Livremente convictos, até mesmo porque o Espiritismo nada impõe a ninguém [a convicção, em geral, se obtém através da leitura, do estudo e da reflexão aliados à aplicação dos filtros da lógica, da razão e do bom senso], passaremos a observar e a perceber a Vida de modo completamente diferente, pois, uma vez que viveremos para sempre, torna-se inadiável a mudança de nosso comportamento, de nossa postura e compostura, de tal modo que passemos a enxergar no próximo um irmão [que também está a caminho, exatamente como nós] e procuremos fazer a ele o que gostaríamos que ele nos fizesse, com o que estaremos pondo em prática, ainda que em parcela mínima, o ensino máximo de Jesus, o Cristo, que há cerca de dois mil anos sintetizou toda a lei e os profetas na célebre sentença: Amar a Deus sobre todas as coisas e ao próximo como a si mesmo.

Assim, cabe-nos agir com seriedade, com dignidade, com dedicação, com honestidade, com ética, com respeito a todas as pessoas, inclusive às crianças, independentemente de cor, sexo, etnia, condição intelectual, econômica ou social, com ou sem religião etc.; valorizar o Trabalho (que é uma Lei Natural e que, por si, contribui de forma acentuada para o nosso aperfeiçoamento pessoal); estudar de forma contínua e permanente; bem atender a nossa família (o primeiro e maior compromisso de cada criatura encarnada na Terra) e, sobretudo, procurar viver com amor na mente e no coração (o Amor é a lei maior da Vida), com opção pelo Bem, sempre, em qualquer circunstância e em qualquer situação.

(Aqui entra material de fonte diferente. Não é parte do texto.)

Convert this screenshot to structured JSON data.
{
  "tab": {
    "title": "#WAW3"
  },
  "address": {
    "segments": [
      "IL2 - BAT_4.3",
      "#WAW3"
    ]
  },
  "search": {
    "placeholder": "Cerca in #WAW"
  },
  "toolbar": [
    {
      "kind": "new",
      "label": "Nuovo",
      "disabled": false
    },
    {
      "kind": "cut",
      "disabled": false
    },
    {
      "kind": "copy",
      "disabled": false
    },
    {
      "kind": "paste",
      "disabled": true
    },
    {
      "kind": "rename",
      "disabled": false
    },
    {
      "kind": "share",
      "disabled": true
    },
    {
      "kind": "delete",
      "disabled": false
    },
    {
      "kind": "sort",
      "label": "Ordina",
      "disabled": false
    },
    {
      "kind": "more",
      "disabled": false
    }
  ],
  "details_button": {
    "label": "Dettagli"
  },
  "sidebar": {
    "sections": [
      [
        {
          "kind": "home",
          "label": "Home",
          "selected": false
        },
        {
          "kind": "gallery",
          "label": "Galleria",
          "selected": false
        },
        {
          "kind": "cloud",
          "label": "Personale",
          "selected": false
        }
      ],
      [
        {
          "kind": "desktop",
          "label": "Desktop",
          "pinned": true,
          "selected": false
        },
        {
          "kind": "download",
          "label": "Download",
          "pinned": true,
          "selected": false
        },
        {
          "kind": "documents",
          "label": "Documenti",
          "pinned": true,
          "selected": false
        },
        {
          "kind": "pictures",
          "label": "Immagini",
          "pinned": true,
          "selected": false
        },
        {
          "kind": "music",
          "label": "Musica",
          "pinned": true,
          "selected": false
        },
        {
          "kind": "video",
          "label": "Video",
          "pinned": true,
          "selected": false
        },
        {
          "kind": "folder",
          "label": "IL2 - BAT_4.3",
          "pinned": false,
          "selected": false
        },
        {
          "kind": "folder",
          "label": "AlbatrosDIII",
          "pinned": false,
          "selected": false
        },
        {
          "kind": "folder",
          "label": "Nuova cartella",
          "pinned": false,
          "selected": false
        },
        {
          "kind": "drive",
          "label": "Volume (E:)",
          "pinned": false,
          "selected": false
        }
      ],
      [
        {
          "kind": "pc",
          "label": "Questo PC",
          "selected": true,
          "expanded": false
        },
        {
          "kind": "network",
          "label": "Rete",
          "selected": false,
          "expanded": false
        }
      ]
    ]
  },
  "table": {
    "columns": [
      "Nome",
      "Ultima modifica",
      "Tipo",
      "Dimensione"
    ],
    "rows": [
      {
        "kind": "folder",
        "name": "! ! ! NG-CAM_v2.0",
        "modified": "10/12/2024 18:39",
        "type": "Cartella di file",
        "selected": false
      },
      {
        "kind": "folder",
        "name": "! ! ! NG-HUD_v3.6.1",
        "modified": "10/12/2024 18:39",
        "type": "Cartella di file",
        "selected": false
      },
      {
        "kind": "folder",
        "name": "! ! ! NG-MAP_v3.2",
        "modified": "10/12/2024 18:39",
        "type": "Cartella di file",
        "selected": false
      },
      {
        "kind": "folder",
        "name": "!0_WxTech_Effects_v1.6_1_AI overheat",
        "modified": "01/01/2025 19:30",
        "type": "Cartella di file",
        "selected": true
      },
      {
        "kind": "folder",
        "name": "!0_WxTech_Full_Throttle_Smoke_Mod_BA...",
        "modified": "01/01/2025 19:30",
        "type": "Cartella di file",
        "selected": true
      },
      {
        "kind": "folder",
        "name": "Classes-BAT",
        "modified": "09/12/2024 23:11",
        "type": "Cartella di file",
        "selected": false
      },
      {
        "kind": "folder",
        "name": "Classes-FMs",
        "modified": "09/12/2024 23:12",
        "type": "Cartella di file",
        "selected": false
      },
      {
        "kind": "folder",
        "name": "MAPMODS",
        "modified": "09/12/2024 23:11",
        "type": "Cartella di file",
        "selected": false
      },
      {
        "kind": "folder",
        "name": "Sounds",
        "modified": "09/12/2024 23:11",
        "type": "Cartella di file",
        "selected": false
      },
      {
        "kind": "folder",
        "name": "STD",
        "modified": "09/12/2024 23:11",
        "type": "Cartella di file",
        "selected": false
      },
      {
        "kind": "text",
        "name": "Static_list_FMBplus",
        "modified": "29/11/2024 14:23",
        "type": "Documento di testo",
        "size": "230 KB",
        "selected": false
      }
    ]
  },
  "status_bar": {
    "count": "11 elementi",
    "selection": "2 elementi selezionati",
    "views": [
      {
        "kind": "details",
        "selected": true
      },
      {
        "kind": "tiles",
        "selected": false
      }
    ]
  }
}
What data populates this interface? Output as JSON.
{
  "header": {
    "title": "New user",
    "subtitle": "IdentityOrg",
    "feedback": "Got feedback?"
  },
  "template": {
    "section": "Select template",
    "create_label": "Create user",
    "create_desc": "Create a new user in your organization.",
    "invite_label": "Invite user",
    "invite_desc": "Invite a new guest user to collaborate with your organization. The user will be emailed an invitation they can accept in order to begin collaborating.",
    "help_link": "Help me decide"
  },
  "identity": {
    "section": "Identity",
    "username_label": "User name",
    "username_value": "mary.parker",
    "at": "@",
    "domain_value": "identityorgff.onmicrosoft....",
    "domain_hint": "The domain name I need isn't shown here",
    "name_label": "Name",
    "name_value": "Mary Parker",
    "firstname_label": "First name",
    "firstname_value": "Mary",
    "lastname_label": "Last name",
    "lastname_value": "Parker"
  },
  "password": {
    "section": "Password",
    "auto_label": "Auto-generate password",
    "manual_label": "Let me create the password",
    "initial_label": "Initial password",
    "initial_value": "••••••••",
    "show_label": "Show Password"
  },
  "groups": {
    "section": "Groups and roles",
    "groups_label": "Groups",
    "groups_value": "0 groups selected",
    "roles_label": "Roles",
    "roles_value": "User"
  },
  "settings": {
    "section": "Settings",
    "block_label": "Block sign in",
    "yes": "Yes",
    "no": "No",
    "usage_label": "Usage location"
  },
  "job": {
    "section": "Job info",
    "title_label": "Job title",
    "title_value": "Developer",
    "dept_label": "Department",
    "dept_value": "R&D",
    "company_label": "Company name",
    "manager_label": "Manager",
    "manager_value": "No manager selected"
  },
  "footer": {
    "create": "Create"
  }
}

A propósito, como tivemos ocasião de escrever no artigo intitulado Pai: a importância de servir de exemplo, publicado no jornal Mundo Espírita do mês de agosto de 2014: Trabalho, honestidade, ética, dignidade, dedicação, opção pelo Bem, amor. Virtudes, qualidades, características que todos podemos e devemos conquistar, exercer e transmitir [não esqueçamos que sempre é tempo de começar ou de recomeçar] pelo exemplo e, sobretudo, pelo próprio exemplo.

É mais que evidente que seremos os primeiros beneficiários deste novo modo de agir, de proceder. Como se não fosse suficiente, não podemos esquecer que cada um terá que dar conta de sua administração. Não se admite transferência neste compromisso, sob qualquer condição ou pretexto. É individual, inalienável, personalíssimo. Como a Vida é contínua e permanente (uma vez que saímos do corpo, mas não saímos da Vida) a prestação de contas, ainda que ocorra somente perante a nossa consciência, é uma decorrência natural, deveras importante e indispensável. A Consciência, como sabemos ou intuímos, é o grande Tribunal de cada um de nós. E, ainda, mas não menos relevante, a cada um será dado ou concedido de acordo com as suas obras [e não de conformidade  com o seu discurso].

Por estas ligeiras observações, acreditamos, pode-se perceber o grande, o grandíssimo valor do Espiritismo em nosso dia a dia, em nossa vida, com seu extraordinário e nobre efeito transformador, a começar pelo fato de que, conhecendo-o e estudando-o sempre, nos tornamos pessoas melhores [uma de suas bandeiras: a de tornar melhores as pessoas que o compreendem - Revista Espírita, julho de 1859] e, exatamente por esta razão, mais felizes desde agora, aqui mesmo nesta Escola chamada Terra, em que nos encontramos matriculados.